Associate Alumni Representative, 2011-2012
At many other academic conferences, the term “panel” refers to a group of papers presented at the same time in the same room. At our conventions, these are called paper sessions. Panels at our conventions were not for papers but for topic discussions. But many people were confused. So, this year panels have been re-branded to better reflect what they were always supposed to be: roundtable discussions.
Roundtables are not the place to present papers, even if a chapter has 4 or 5 papers on the same topic. Roundtables are a way for people to share their expertise or experience and then to facilitate a dialogue with the audience members.
Roundtables can be presented by one chapter, or, even better, by members of several chapters working together. For example, a roundtable could be made up of all the officers from one chapter talking about their experiences publishing a journal, or it could be the chief editors of four different chapter journals comparing notes.

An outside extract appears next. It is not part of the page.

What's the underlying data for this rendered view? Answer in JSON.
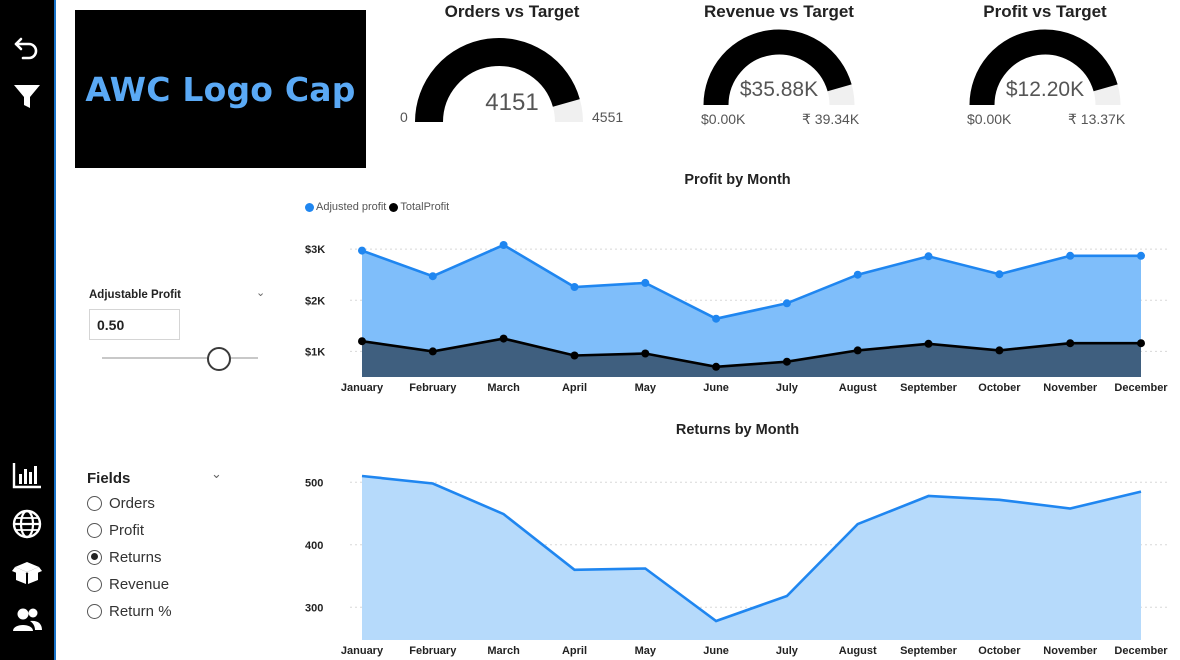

The people submitting the roundtable should be prepared to answer in-depth questions about a particular topic and to stimulate conversation by asking thought-provoking questions of the audience and to invite the audience members to contribute to the discussion. Roundtables might start off with a short presentation, but the main goal is not to give a one-sided presentation. It is to encourage engaged and productive discussion and collaboration between the presenters and the audience.
Roundtables are evaluated separately from papers, so members are eligible to submit a roundtable proposal even if they have already submitted two works (critical paper or creative work) as well. As a result of fewer than usual presentation rooms in our 2012 hotel, competition will be fierce for getting a roundtable proposal accepted. So it is imperative that you read the instructions closely. They can be found at http://www.englishconvention.org/sigmatd/conv/roundtables.html
One other thing that is different is that, starting this year, roundtable submissions require both a short abstract and a longer description of the topic. So don’t wait until the last minute. Make sure you know exactly what you want to talk about and why you think it would be a good addition to the convention program.
Special consideration will be given to roundtables that discuss the common reader and to roundtables that involve members of more than one chapter, so those are some things to keep in mind if you want to give your proposal that extra push.
Roundtables are always interesting and engaging, and I look forward to seeing what great ideas people come up with this year. If you haven’t done it already, start talking to your friends about creating a roundtable submission today. The deadline is November 1, 11:59 p.m.